Putting It All Together
Once the API layer is in place, the frontend just sends a chat message. Example cURL:
curl --location 'https://stipes-openai-chat.vercel.app/chat' --header 'Content-Type: application/json' --header 'Accept: application/json' --data '{
"message": "What’s his favorite color?"
}'
That’s it—a tiny service that wraps ChatGPT, injects your personal context, and returns clear, human-readable answers.
Lessons Learned
- The Go SDK is powerful but the docs can be a bit rough; small working examples are worth gold.
- Injecting context from Markdown is simple and effective—you don’t need a full retrieval pipeline for small projects.

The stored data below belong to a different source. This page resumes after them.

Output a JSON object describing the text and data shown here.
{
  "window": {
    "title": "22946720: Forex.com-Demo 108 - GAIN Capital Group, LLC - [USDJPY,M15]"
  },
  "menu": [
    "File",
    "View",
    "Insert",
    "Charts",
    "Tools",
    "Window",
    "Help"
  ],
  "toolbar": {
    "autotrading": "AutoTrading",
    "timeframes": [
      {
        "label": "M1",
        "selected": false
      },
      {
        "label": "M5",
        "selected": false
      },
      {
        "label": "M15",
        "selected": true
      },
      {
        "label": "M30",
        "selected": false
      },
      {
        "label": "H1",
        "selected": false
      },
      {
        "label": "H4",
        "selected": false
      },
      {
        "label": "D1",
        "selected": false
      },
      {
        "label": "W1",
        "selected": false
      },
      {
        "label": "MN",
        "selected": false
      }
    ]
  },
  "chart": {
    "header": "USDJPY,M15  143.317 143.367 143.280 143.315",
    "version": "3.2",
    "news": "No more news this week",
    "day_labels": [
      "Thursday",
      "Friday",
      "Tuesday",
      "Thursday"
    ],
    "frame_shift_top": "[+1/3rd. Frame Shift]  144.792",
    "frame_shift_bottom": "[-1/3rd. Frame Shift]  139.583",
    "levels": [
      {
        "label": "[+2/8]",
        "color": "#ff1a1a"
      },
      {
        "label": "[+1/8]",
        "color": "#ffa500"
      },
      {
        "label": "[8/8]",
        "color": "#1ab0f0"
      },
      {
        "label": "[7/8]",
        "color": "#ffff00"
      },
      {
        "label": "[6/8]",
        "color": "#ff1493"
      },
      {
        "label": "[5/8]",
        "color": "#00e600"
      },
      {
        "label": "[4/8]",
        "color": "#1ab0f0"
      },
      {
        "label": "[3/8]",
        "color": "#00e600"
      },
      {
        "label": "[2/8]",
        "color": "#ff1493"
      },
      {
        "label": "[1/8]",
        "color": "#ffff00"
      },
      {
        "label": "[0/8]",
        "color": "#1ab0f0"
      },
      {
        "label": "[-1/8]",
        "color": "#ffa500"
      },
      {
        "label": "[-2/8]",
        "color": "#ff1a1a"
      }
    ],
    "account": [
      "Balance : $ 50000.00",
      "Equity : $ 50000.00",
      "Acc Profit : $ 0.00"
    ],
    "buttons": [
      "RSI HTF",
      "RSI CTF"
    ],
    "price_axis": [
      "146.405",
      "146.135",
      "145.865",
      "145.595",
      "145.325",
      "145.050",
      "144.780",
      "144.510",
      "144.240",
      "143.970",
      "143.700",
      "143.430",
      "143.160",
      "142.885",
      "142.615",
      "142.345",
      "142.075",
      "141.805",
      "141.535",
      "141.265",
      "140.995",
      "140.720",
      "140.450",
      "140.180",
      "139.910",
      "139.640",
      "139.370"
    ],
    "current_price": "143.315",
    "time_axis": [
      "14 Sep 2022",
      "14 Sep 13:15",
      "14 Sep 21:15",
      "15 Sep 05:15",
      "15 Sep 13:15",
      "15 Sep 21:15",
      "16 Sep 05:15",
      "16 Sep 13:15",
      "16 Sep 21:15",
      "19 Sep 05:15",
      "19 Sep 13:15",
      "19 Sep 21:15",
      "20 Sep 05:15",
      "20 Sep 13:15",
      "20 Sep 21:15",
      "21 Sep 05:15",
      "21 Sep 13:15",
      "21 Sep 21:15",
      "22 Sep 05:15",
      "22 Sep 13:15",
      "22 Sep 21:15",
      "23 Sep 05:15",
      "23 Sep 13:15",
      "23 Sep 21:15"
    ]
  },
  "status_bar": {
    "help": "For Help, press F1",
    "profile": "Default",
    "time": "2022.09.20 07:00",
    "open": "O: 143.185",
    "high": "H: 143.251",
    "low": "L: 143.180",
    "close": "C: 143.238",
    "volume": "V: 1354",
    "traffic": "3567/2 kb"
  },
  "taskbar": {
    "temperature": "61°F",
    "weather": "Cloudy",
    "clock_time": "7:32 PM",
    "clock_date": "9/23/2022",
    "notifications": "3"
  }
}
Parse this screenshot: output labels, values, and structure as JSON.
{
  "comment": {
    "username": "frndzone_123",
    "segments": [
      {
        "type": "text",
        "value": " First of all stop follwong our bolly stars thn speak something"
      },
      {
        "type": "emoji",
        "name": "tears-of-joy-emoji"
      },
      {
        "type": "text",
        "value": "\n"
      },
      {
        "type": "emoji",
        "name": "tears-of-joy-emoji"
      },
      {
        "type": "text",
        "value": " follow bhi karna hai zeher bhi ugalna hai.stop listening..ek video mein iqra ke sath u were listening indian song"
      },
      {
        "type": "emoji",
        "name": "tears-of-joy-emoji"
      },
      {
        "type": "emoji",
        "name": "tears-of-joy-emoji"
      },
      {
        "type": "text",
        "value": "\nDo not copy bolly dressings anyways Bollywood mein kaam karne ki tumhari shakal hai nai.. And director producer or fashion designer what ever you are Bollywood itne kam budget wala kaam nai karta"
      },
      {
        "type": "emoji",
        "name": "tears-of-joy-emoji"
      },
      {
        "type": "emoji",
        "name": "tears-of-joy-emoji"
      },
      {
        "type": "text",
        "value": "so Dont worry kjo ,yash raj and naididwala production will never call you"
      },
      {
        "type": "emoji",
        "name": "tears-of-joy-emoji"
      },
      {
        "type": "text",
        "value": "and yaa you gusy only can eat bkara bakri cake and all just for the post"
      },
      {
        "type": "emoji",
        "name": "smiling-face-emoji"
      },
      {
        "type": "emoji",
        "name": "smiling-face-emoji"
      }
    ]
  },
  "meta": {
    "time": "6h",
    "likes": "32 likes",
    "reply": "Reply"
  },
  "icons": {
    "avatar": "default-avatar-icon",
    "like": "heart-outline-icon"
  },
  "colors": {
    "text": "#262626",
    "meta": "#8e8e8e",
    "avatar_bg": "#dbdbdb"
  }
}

- Controlling the system prompt is the fastest way to shape tone and response quality.
Next Steps
- Add a proper chat widget with typing indicators and in-memory history.
- Explore lightweight retrieval scoring so only the most relevant resume bullets get injected.
- Experiment with function calling to turn answers into structured JSON (for graphing skills, timelines, etc.).
Closing Thoughts
Wrapping the OpenAI Go SDK in a microservice gives you control over context and formatting—the essence of how custom GPTs work. Whether it lands your next job or just levels up your portfolio, it’s a simple, meaningful project that teaches the right concepts.